Prioritize your tasks from Things.app, in the terminal.
- Install with Homebrew:
brew install mybuddymichael/tap/sift-things - Run the command:
sift - Use the arrow keys to start prioritizing tasks.
- Reset all priorities with
ctrl+r. - Quit with
ctrl+c.
--refresh-interval <seconds>: Set the refresh interval for getting updates from Things.app (default: 3 seconds)
- Sift requires Things.app to be installed and running on your Mac.
- It displays tasks in the Today list, and will poll Things for updates every 3
seconds by default (configurable with
--refresh-interval). - Sift does not write any data to Things. It only stores parent-child relationships between tasks.

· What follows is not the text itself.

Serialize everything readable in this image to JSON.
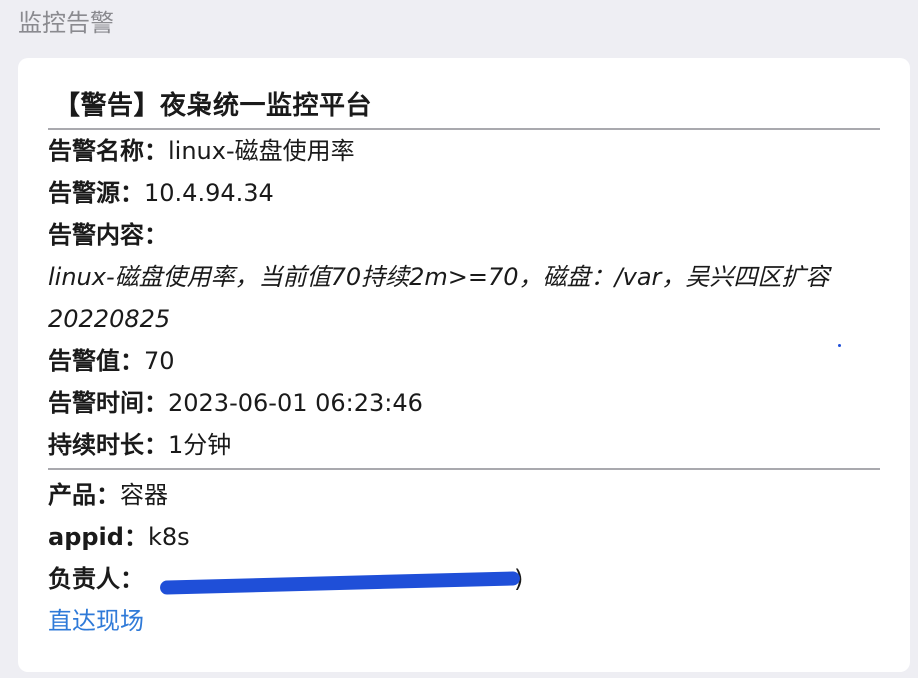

- Priorities persist across Sift and Things restarts.
Note
This is an in-the-weeds description of the sorting method.
- When a task is chosen, the one not chosen is updated to note that its parent is the task that was chosen.
- In this way, we create a tree of tasks, where each task tracks its parent.
- In order to pick the two tasks being compared, we gather all of the tasks and assign them levels.
- Tasks with no parents are at the highest level, their children are at the next level, and so on.
- We choose tasks to compare by finding the highest level with multiple tasks.
- If a level only has one task, and all its ancestors are the only tasks at each of their levels, then we know the task is fully prioritized.
- The technical term for this structure is a directed acyclic graph (DAG).
- There will never be any cycles in the DAG, which means that we assume that if task C is a child of task B, and task B is a child of task A, then task C must be lower in priority than task A.